Я посмел сказать ему однажды, что рука главной фигуры на одной из его картин кажется мне неправильной, потому что четвертый палец там короче, чем указательный. Он сказал мне, что так должно быть, и показал мне свою руку; я стал смеяться, показывая ему свою и говоря, что я уверен, что моя рука создана, как у всех детей Адама.
– От кого же, предполагаете вы, происхожу я?
– Я этого не знаю; но это странно, что у вас это иначе, чем у меня.
– Это у вас иначе, чем у меня или у других людей, так как рука мужчины и женщины, в основном, устроена как у меня.
– Предлагаю пари на сто пистолей, что вы ошибаетесь.
Он вскакивает, швырнув на пол свою палитру и кисти, звонит, поднимаются слуги, он смотрит на их руки, и он в ярости, видя, что у них у всех четвертые пальцы более длинные, чем указательные. В этот момент, вещь очень редкая, он разражается смехом и кончает диспут удачным словцом:
– Я очарован тем, что могу похвастаться чем-то, в чем я уникален.
Он сказал мне однажды разумную вещь, которую я не забыл. Он рисовал Магдалину, которая, действительно, была красоты необычайной.

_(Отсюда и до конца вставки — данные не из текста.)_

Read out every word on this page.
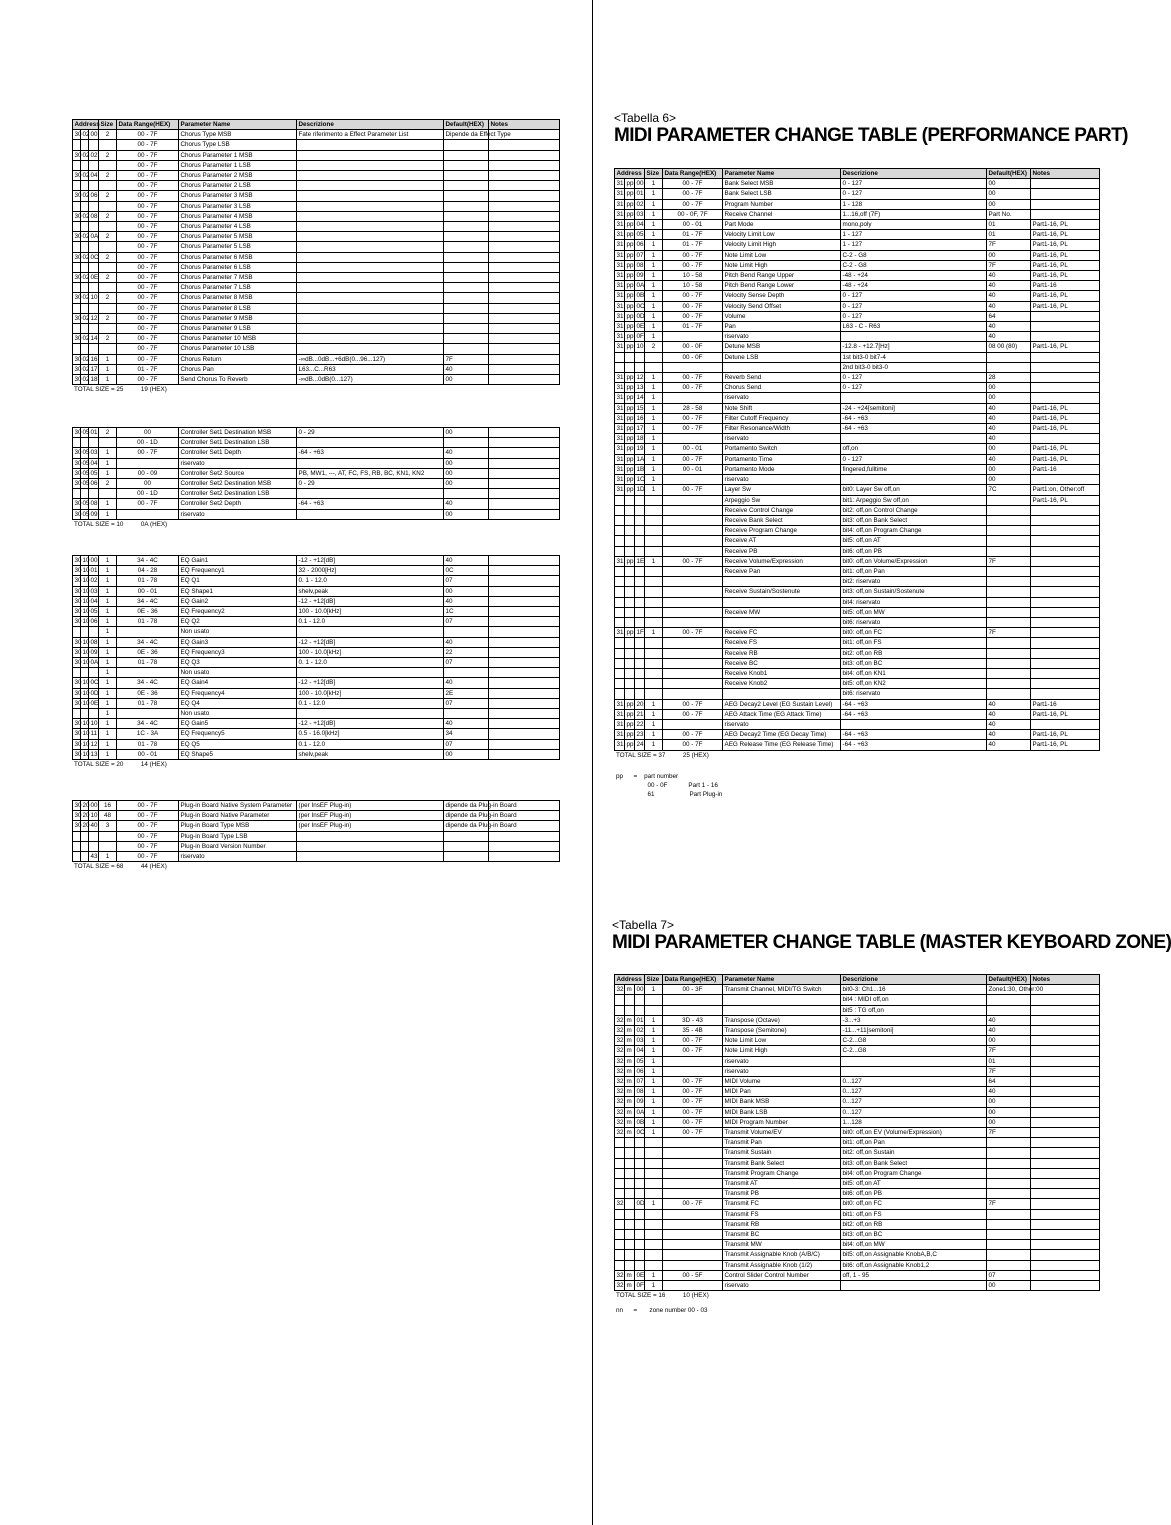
Address			Size	Data Range(HEX)	Parameter Name	Descrizione	Default(HEX)	Notes
30	02	00	2	00 - 7F	Chorus Type MSB	Fate riferimento a Effect Parameter List	Dipende da Effect Type	
				00 - 7F	Chorus Type LSB			
30	02	02	2	00 - 7F	Chorus Parameter 1 MSB			
				00 - 7F	Chorus Parameter 1 LSB			
30	02	04	2	00 - 7F	Chorus Parameter 2 MSB			
				00 - 7F	Chorus Parameter 2 LSB			
30	02	06	2	00 - 7F	Chorus Parameter 3 MSB			
				00 - 7F	Chorus Parameter 3 LSB			
30	02	08	2	00 - 7F	Chorus Parameter 4 MSB			
				00 - 7F	Chorus Parameter 4 LSB			
30	02	0A	2	00 - 7F	Chorus Parameter 5 MSB			
				00 - 7F	Chorus Parameter 5 LSB			
30	02	0C	2	00 - 7F	Chorus Parameter 6 MSB			
				00 - 7F	Chorus Parameter 6 LSB			
30	02	0E	2	00 - 7F	Chorus Parameter 7 MSB			
				00 - 7F	Chorus Parameter 7 LSB			
30	02	10	2	00 - 7F	Chorus Parameter 8 MSB			
				00 - 7F	Chorus Parameter 8 LSB			
30	02	12	2	00 - 7F	Chorus Parameter 9 MSB			
				00 - 7F	Chorus Parameter 9 LSB			
30	02	14	2	00 - 7F	Chorus Parameter 10 MSB			
				00 - 7F	Chorus Parameter 10 LSB			
30	02	16	1	00 - 7F	Chorus Return	-∞dB...0dB...+6dB(0...96...127)	7F	
30	02	17	1	01 - 7F	Chorus Pan	L63...C...R63	40	
30	02	18	1	00 - 7F	Send Chorus To Reverb	-∞dB...0dB(0...127)	00	
TOTAL SIZE = 25	19 (HEX)
30	05	01	2	00	Controller Set1 Destination MSB	0 - 29	00	
				00 - 1D	Controller Set1 Destination LSB			
30	05	03	1	00 - 7F	Controller Set1 Depth	-64 - +63	40	
30	05	04	1		riservato		00	
30	05	05	1	00 - 09	Controller Set2 Source	PB, MW1, ---, AT, FC, FS, RB, BC, KN1, KN2	00	
30	05	06	2	00	Controller Set2 Destination MSB	0 - 29	00	
				00 - 1D	Controller Set2 Destination LSB			
30	05	08	1	00 - 7F	Controller Set2 Depth	-64 - +63	40	
30	05	09	1		riservato		00	
TOTAL SIZE = 10	0A (HEX)
30	10	00	1	34 - 4C	EQ Gain1	-12 - +12[dB]	40	
30	10	01	1	04 - 28	EQ Frequency1	32 - 2000[Hz]	0C	
30	10	02	1	01 - 78	EQ Q1	0. 1 - 12.0	07	
30	10	03	1	00 - 01	EQ Shape1	shelv,peak	00	
30	10	04	1	34 - 4C	EQ Gain2	-12 - +12[dB]	40	
30	10	05	1	0E - 36	EQ Frequency2	100 - 10.0[kHz]	1C	
30	10	06	1	01 - 78	EQ Q2	0.1 - 12.0	07	
			1		Non usato			
30	10	08	1	34 - 4C	EQ Gain3	-12 - +12[dB]	40	
30	10	09	1	0E - 36	EQ Frequency3	100 - 10.0[kHz]	22	
30	10	0A	1	01 - 78	EQ Q3	0. 1 - 12.0	07	
			1		Non usato			
30	10	0C	1	34 - 4C	EQ Gain4	-12 - +12[dB]	40	
30	10	0D	1	0E - 36	EQ Frequency4	100 - 10.0[kHz]	2E	
30	10	0E	1	01 - 78	EQ Q4	0.1 - 12.0	07	
			1		Non usato			
30	10	10	1	34 - 4C	EQ Gain5	-12 - +12[dB]	40	
30	10	11	1	1C - 3A	EQ Frequency5	0.5 - 16.0[kHz]	34	
30	10	12	1	01 - 78	EQ Q5	0.1 - 12.0	07	
30	10	13	1	00 - 01	EQ Shape5	shelv,peak	00	
TOTAL SIZE = 20	14 (HEX)
30	20	00	16	00 - 7F	Plug-in Board Native System Parameter	(per InsEF Plug-in)	dipende da Plug-in Board	
30	20	10	48	00 - 7F	Plug-in Board Native Parameter	(per InsEF Plug-in)	dipende da Plug-in Board	
30	20	40	3	00 - 7F	Plug-in Board Type MSB	(per InsEF Plug-in)	dipende da Plug-in Board	
				00 - 7F	Plug-in Board Type LSB			
				00 - 7F	Plug-in Board Version Number			
		43	1	00 - 7F	riservato			
TOTAL SIZE = 68	44 (HEX)
<Tabella 6>
MIDI PARAMETER CHANGE TABLE (PERFORMANCE PART)
Address			Size	Data Range(HEX)	Parameter Name	Descrizione	Default(HEX)	Notes
31	pp	00	1	00 - 7F	Bank Select MSB	0 - 127	00	
31	pp	01	1	00 - 7F	Bank Select LSB	0 - 127	00	
31	pp	02	1	00 - 7F	Program Number	1 - 128	00	
31	pp	03	1	00 - 0F, 7F	Receive Channel	1...16,off (7F)	Part No.	
31	pp	04	1	00 - 01	Part Mode	mono,poly	01	Part1-16, PL
31	pp	05	1	01 - 7F	Velocity Limit Low	1 - 127	01	Part1-16, PL
31	pp	06	1	01 - 7F	Velocity Limit High	1 - 127	7F	Part1-16, PL
31	pp	07	1	00 - 7F	Note Limit Low	C-2 - G8	00	Part1-16, PL
31	pp	08	1	00 - 7F	Note Limit High	C-2 - G8	7F	Part1-16, PL
31	pp	09	1	10 - 58	Pitch Bend Range Upper	-48 - +24	40	Part1-16, PL
31	pp	0A	1	10 - 58	Pitch Bend Range Lower	-48 - +24	40	Part1-16
31	pp	0B	1	00 - 7F	Velocity Sense Depth	0 - 127	40	Part1-16, PL
31	pp	0C	1	00 - 7F	Velocity Send Offset	0 - 127	40	Part1-16, PL
31	pp	0D	1	00 - 7F	Volume	0 - 127	64	
31	pp	0E	1	01 - 7F	Pan	L63 - C - R63	40	
31	pp	0F	1		riservato		40	
31	pp	10	2	00 - 0F	Detune MSB	-12.8 - +12.7[Hz]	08 00 (80)	Part1-16, PL
				00 - 0F	Detune LSB	1st bit3-0 bit7-4		
						2nd bit3-0 bit3-0		
31	pp	12	1	00 - 7F	Reverb Send	0 - 127	28	
31	pp	13	1	00 - 7F	Chorus Send	0 - 127	00	
31	pp	14	1		riservato		00	
31	pp	15	1	28 - 58	Note Shift	-24 - +24[semitoni]	40	Part1-16, PL
31	pp	16	1	00 - 7F	Filter Cutoff Frequency	-64 - +63	40	Part1-16, PL
31	pp	17	1	00 - 7F	Filter Resonance/Width	-64 - +63	40	Part1-16, PL
31	pp	18	1		riservato		40	
31	pp	19	1	00 - 01	Portamento Switch	off,on	00	Part1-16, PL
31	pp	1A	1	00 - 7F	Portamento Time	0 - 127	40	Part1-16, PL
31	pp	1B	1	00 - 01	Portamento Mode	fingered,fulltime	00	Part1-16
31	pp	1C	1		riservato		00	
31	pp	1D	1	00 - 7F	Layer Sw	bit0: Layer Sw off,on	7C	Part1:on, Other:off
					Arpeggio Sw	bit1: Arpeggio Sw off,on		Part1-16, PL
					Receive Control Change	bit2: off,on Control Change		
					Receive Bank Select	bit3: off,on Bank Select		
					Receive Program Change	bit4: off,on Program Change		
					Receive AT	bit5: off,on AT		
					Receive PB	bit6: off,on PB		
31	pp	1E	1	00 - 7F	Receive Volume/Expression	bit0: off,on Volume/Expression	7F	
					Receive Pan	bit1: off,on Pan		
						bit2: riservato		
					Receive Sustain/Sostenute	bit3: off,on Sustain/Sostenute		
						bit4: riservato		
					Receive MW	bit5: off,on MW		
						bit6: riservato		
31	pp	1F	1	00 - 7F	Receive FC	bit0: off,on FC	7F	
					Receive FS	bit1: off,on FS		
					Receive RB	bit2: off,on RB		
					Receive BC	bit3: off,on BC		
					Receive Knob1	bit4: off,on KN1		
					Receive Knob2	bit5: off,on KN2		
						bit6: riservato		
31	pp	20	1	00 - 7F	AEG Decay2 Level (EG Sustain Level)	-64 - +63	40	Part1-16
31	pp	21	1	00 - 7F	AEG Attack Time (EG Attack Time)	-64 - +63	40	Part1-16, PL
31	pp	22	1		riservato		40	
31	pp	23	1	00 - 7F	AEG Decay2 Time (EG Decay Time)	-64 - +63	40	Part1-16, PL
31	pp	24	1	00 - 7F	AEG Release Time (EG Release Time)	-64 - +63	40	Part1-16, PL
TOTAL SIZE = 37	25 (HEX)
pp      =    part number
00 - 0F            Part 1 - 16
61                    Part Plug-in
<Tabella 7>
MIDI PARAMETER CHANGE TABLE (MASTER KEYBOARD ZONE)
Address			Size	Data Range(HEX)	Parameter Name	Descrizione	Default(HEX)	Notes
32	m	00	1	00 - 3F	Transmit Channel, MIDI/TG Switch	bit0-3: Ch1...16	Zone1:30, Other:00	
						bit4 : MIDI off,on		
						bit5 : TG off,on		
32	m	01	1	3D - 43	Transpose (Octave)	-3...+3	40	
32	m	02	1	35 - 4B	Transpose (Semitone)	-11...+11[semitoni]	40	
32	m	03	1	00 - 7F	Note Limit Low	C-2...G8	00	
32	m	04	1	00 - 7F	Note Limit High	C-2...G8	7F	
32	m	05	1		riservato		01	
32	m	06	1		riservato		7F	
32	m	07	1	00 - 7F	MIDI Volume	0...127	64	
32	m	08	1	00 - 7F	MIDI Pan	0...127	40	
32	m	09	1	00 - 7F	MIDI Bank MSB	0...127	00	
32	m	0A	1	00 - 7F	MIDI Bank LSB	0...127	00	
32	m	0B	1	00 - 7F	MIDI Program Number	1...128	00	
32	m	0C	1	00 - 7F	Transmit Volume/EV	bit0: off,on EV (Volume/Expression)	7F	
					Transmit Pan	bit1: off,on Pan		
					Transmit Sustain	bit2: off,on Sustain		
					Transmit Bank Select	bit3: off,on Bank Select		
					Transmit Program Change	bit4: off,on Program Change		
					Transmit AT	bit5: off,on AT		
					Transmit PB	bit6: off,on PB		
32		0D	1	00 - 7F	Transmit FC	bit0: off,on FC	7F	
					Transmit FS	bit1: off,on FS		
					Transmit RB	bit2: off,on RB		
					Transmit BC	bit3: off,on BC		
					Transmit MW	bit4: off,on MW		
					Transmit Assignable Knob (A/B/C)	bit5: off,on Assignable KnobA,B,C		
					Transmit Assignable Knob (1/2)	bit6: off,on Assignable Knob1,2		
32	m	0E	1	00 - 5F	Control Slider Control Number	off, 1 - 95	07	
32	m	0F	1		riservato		00	
TOTAL SIZE = 16	10 (HEX)
nn      =       zone number 00 - 03
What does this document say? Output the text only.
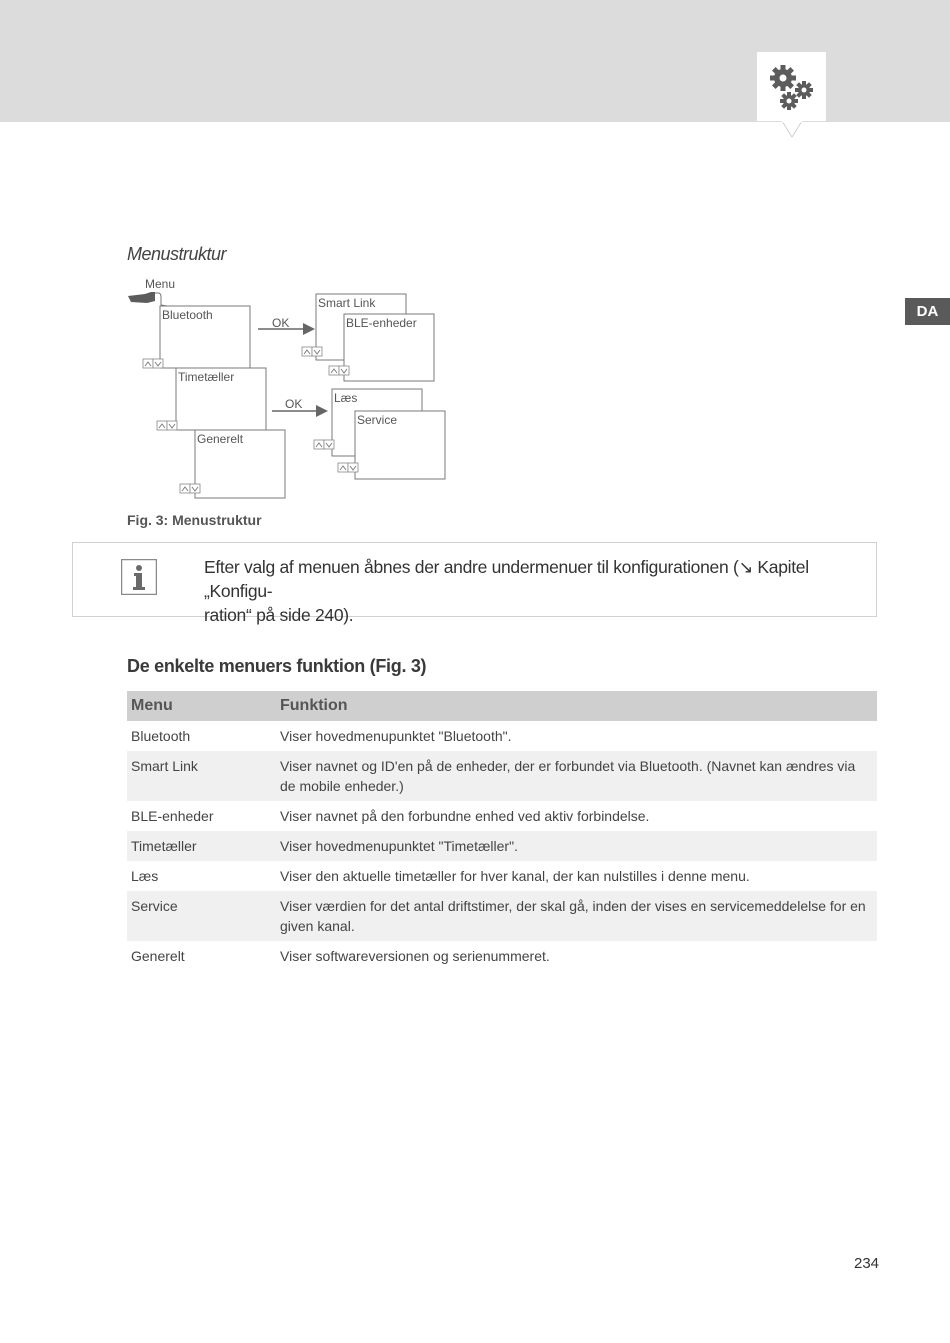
DA
Menustruktur
Menu
OK
OK
Bluetooth
Timetæller
Generelt
Smart Link
BLE-enheder
Læs
Service
Fig. 3: Menustruktur
Efter valg af menuen åbnes der andre undermenuer til konfigurationen (↘ Kapitel „Konfigu-
ration“ på side 240).
De enkelte menuers funktion (Fig. 3)
Menu	Funktion
Bluetooth	Viser hovedmenupunktet "Bluetooth".
Smart Link	Viser navnet og ID'en på de enheder, der er forbundet via Bluetooth. (Navnet kan ændres via de mobile enheder.)
BLE-enheder	Viser navnet på den forbundne enhed ved aktiv forbindelse.
Timetæller	Viser hovedmenupunktet "Timetæller".
Læs	Viser den aktuelle timetæller for hver kanal, der kan nulstilles i denne menu.
Service	Viser værdien for det antal driftstimer, der skal gå, inden der vises en servicemeddelelse for en given kanal.
Generelt	Viser softwareversionen og serienummeret.
234
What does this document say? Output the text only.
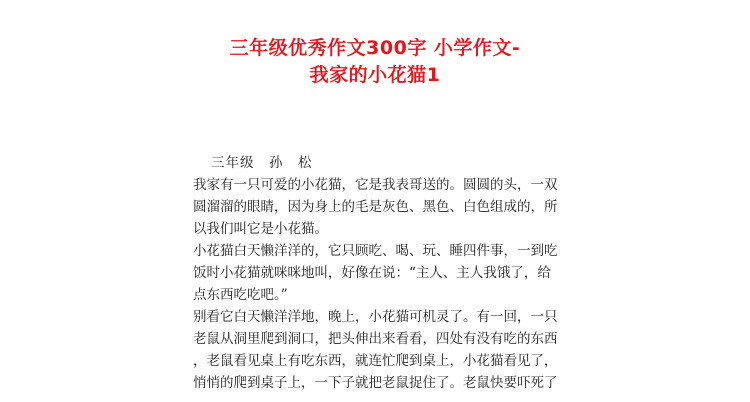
三年级优秀作文300字 小学作文-
我家的小花猫1
三年级　孙　松
我家有一只可爱的小花猫，它是我表哥送的。圆圆的头，一双
圆溜溜的眼睛，因为身上的毛是灰色、黑色、白色组成的，所
以我们叫它是小花猫。
小花猫白天懒洋洋的，它只顾吃、喝、玩、睡四件事，一到吃
饭时小花猫就咪咪地叫，好像在说：“主人、主人我饿了，给
点东西吃吃吧。”
别看它白天懒洋洋地，晚上，小花猫可机灵了。有一回，一只
老鼠从洞里爬到洞口，把头伸出来看看，四处有没有吃的东西
，老鼠看见桌上有吃东西，就连忙爬到桌上，小花猫看见了，
悄悄的爬到桌子上，一下子就把老鼠捉住了。老鼠快要吓死了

На десятый или двенадцатый день он сказал мне то, что говорил каждое утро:
– Сегодня вечером эта картина будет закончена.
Он работал над ней до вечера, и назавтра я видел, что он работает над той же картиной. Однажды я спросил у него, не ошибся ли он накануне, когда сказал мне, что картина будет закончена.
– Нет, – сказал мне он, – потому что так может показаться для девяноста девяти из сотни знатоков, которые будут ее рассматривать; но больше их меня интересует мнение сотого, и я смотрю на нее его глазами. Знайте, что в мире нет картины, полностью оконченной. Эта Магдалина никогда не будет закончена, пока я не кончу над ней работать, но и тогда она не будет действительно законченной, потому что, очевидно, что если я поработаю над ней еще день, она станет более законченной. Знайте, что в самом вашем Петрарке нет ни одного сонета, который можно было бы назвать действительно законченным. В мире нет ничего совершенного, что исходит из рук или ума человека, за исключением арифметического расчета.
Я обнял моего дорогого Менгса, когда услышал от него такую речь; но я не стал обнимать его в другой день, когда он сказал, что хочет стать Рафаэлем д’Урбино. Это был его величайший художник.
– Как, – сказал я ему, – можете вы хотеть стать кем-то? Это желание противно природе, потому что, существуя, вы не будете существовать. Вы можете питать такое желание, только воображая себя в раю, и в этом случае я вас поздравляю.
– Отнюдь нет, я хотел бы быть Рафаэлем, и мне не нужно было бы быть сегодня ни реально, ни в душе.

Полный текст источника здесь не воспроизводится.